En Belgique, l’injustice fiscale concerne en particulier la différence entre la taxation des revenus du travail et du capital, le manque de progressivité de l’impôt sur les personnes physiques et la multiplication des niches fiscales. C’est pour cette raison que la Coalition Corona, qui fédère en Belgique les mutuelles, les syndicats, les coupoles d’ONG, les réseaux de lutte contre la pauvreté, la Coalition Climat, Greenpeace et les réseaux pour une finance responsable, appelle le gouvernement fédéral à adopter une réforme fiscale avant la fin de la législature.

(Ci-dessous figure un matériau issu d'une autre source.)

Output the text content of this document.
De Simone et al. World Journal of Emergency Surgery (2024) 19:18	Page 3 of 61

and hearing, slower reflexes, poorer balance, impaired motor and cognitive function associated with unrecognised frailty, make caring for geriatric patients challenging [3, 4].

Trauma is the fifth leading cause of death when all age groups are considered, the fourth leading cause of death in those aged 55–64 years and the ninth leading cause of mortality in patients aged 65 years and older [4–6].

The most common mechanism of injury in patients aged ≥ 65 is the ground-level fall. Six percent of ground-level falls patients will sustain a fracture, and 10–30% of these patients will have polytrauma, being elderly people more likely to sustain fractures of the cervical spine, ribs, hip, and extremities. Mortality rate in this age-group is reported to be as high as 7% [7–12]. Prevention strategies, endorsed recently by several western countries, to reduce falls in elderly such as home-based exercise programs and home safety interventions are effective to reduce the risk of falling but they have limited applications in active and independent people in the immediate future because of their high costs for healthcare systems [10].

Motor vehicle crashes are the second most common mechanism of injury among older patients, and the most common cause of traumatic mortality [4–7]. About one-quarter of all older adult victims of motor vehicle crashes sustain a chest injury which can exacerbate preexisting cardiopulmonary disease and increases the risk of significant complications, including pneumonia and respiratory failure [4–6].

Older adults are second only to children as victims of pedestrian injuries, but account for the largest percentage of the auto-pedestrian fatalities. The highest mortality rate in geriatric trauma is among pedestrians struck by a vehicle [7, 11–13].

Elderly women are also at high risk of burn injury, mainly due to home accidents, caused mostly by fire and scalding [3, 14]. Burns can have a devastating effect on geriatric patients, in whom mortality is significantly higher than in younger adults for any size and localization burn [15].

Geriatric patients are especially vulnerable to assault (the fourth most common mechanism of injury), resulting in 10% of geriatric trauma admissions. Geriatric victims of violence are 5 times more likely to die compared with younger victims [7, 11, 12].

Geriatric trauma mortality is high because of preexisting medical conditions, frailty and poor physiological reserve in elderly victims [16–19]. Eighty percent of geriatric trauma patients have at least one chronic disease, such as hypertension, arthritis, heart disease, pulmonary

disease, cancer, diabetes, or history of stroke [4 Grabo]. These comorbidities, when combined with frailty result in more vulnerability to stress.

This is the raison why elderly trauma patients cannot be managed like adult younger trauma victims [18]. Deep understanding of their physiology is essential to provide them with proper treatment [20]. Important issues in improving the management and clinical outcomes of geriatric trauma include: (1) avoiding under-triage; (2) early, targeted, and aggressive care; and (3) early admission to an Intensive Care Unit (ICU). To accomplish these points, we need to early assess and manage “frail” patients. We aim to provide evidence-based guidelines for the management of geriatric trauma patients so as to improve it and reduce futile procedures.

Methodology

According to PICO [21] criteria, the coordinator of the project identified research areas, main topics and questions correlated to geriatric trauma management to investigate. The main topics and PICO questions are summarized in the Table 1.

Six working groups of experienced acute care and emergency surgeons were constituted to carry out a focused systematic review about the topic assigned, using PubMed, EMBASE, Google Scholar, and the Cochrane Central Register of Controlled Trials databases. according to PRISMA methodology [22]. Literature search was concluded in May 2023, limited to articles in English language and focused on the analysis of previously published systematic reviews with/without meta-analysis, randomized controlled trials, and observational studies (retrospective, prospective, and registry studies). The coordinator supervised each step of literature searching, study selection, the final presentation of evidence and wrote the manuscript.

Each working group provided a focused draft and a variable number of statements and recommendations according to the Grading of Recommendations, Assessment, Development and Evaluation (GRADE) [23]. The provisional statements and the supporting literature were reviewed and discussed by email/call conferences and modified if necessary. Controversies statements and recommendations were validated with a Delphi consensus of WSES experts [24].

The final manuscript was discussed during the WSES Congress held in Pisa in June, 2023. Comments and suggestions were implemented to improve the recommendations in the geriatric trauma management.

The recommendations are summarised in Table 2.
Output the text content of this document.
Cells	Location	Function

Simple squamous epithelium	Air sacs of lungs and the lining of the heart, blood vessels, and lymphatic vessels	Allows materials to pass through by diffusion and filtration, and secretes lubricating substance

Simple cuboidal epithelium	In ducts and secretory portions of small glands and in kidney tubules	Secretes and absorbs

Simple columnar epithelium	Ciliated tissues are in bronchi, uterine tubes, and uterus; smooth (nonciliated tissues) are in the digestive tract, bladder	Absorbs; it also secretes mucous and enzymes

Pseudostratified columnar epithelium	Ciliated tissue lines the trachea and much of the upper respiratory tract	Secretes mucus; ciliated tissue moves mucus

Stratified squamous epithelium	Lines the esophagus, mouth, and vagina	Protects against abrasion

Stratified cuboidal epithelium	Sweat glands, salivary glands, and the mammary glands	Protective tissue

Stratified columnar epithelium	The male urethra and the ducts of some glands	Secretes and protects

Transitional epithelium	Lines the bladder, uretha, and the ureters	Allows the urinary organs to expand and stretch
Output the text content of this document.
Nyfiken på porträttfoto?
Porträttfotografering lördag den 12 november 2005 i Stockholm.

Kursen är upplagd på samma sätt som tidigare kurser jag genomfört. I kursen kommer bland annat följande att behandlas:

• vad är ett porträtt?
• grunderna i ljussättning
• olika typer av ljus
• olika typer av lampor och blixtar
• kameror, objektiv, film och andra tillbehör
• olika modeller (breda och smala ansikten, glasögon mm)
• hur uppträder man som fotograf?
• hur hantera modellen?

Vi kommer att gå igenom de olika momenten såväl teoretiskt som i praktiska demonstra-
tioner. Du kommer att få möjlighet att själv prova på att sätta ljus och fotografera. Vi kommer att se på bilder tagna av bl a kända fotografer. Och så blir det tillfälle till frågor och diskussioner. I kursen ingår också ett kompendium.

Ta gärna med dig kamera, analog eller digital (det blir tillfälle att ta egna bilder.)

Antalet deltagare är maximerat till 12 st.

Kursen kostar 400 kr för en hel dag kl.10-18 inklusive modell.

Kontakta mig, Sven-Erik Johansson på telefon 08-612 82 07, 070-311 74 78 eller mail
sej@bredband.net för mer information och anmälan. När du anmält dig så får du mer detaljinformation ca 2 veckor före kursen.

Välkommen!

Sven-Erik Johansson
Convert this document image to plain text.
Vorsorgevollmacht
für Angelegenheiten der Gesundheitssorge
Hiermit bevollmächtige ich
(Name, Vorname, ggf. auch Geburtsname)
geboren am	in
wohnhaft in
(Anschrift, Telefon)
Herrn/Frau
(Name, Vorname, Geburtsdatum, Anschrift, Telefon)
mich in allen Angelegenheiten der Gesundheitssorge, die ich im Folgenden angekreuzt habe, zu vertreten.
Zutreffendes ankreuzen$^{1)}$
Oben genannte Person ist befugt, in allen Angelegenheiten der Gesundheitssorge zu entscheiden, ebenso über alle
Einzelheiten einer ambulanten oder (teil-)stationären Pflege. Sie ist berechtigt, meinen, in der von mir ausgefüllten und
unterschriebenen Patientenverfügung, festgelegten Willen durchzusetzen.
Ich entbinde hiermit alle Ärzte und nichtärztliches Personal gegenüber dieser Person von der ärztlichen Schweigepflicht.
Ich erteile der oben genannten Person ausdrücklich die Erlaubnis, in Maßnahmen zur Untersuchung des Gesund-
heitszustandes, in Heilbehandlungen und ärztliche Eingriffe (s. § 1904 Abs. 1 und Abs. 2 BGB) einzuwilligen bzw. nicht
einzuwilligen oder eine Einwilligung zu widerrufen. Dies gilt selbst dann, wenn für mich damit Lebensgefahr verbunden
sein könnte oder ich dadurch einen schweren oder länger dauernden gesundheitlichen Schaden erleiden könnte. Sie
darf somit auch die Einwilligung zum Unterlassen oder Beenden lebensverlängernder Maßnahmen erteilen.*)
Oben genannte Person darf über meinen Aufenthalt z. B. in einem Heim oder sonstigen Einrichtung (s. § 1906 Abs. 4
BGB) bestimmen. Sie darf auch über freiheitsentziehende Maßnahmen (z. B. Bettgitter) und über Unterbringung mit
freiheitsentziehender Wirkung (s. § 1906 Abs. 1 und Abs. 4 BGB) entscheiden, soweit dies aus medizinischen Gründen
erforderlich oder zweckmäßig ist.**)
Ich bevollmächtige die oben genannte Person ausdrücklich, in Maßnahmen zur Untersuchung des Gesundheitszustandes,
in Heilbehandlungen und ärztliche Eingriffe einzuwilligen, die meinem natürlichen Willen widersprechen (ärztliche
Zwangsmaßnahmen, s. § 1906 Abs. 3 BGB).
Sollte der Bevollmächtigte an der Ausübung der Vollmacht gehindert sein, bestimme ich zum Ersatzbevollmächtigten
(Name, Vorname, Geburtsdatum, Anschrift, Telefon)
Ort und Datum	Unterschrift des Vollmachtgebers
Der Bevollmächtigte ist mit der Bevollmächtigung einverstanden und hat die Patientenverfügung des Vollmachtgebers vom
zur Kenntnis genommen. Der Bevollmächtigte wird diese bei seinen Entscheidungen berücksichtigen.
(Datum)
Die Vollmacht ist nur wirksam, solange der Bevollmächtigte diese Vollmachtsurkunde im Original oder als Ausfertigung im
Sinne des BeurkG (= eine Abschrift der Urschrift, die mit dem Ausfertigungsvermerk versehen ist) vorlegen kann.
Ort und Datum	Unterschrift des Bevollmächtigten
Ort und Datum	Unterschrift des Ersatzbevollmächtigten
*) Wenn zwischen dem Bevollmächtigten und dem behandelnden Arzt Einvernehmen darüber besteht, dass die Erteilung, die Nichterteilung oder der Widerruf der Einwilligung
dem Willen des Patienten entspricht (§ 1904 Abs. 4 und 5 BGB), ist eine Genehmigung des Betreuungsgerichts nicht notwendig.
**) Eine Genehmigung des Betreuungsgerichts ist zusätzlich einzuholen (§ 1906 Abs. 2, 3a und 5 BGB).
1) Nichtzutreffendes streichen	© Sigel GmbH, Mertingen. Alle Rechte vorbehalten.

Les éléments-clés d’une telle réforme devraient s’appuyer sur une véritable transparence fiscale globale et viser à taxer équitablement tous types de revenus des personnes physiques et les imposer de manière plus progressive, en exonérant les plus bas revenus ; instaurer un impôt progressif sur les revenus du patrimoine et un taux effectif minimum d’impôt des sociétés ; instaurer une contribution exceptionnelle sur les grands patrimoines ; réformer le système des « voitures salaires » et des cartes de carburant ; renforcer les moyens de la justice contre la criminalité financière et recruter des inspecteurs supplémentaires au SPF Finances pour renforcer les contrôles et lutter contre la fraude fiscale.
Au niveau européen, la justice fiscale permettrait à l’UE de mobiliser des ressources propres pour financer le plan Next Generation et le Green Deal européen – notamment à travers la mise en œuvre d’une taxe européenne suffisamment ambitieuse sur les transactions financières.
Ces mesures permettraient de s’engager dans une trajectoire saine, tant sur le plan budgétaire qu’en matière de transition écologique et sociale. De récents sondages ont montré qu’elles bénéficiaient d’un soutien de la majorité de la population, au nord comme au sud du pays.
En revanche, procrastiner ou se réfugier derrière les difficultés institutionnelles ne serait pas à la hauteur de l’enjeu. Dès à présent, le gouvernement fédéral doit poser les jalons d’une fiscalité juste et durable.
Signataires
Bernard Bayot, directeur de Financité ; Thierry Bodson, président de la FGTB ; Elisabeth Degryse, Vice-Présidente de la Mutualité Chrétienne ; Valérie Del Ré, directrice de Greenpeace ; Ariane Estenne, présidente du MOC ; Axelle Fischer, secrétaire générale d’Entraide & Fraternité/Action Vivre Ensemble ; Jean-Pascal Labille, secrétaire général de Solidaris ; Christine Mahy, secrétaire générale du Réseau wallon de lutte contre la pauvreté ; Daniel Puissant, coordinateur du Réseau Justice Fiscale ; Marie-Hélène Ska, secrétaire générale de la CSC ; Guy Tordeur, président du Réseau belge de lutte contre la pauvreté ; Xavier Toussaint, Président de la CSC-Enseignement ; Olivier Valentin, secrétaire national de la CGSLB ; Noémie Van Erps, secrétaire générale des Femmes Prévoyantes Socialistes ; Nicolas Van Nuffel, président de la Coalition Climat ; Bruno Vinikas, vice-président du Forum Bruxelles contre les inégalités ; Arnaud Zacharie, secrétaire général du CNCD-11.11.11.
Carte blanche parue dans L’Echo le mercredi 19 janvier 2022.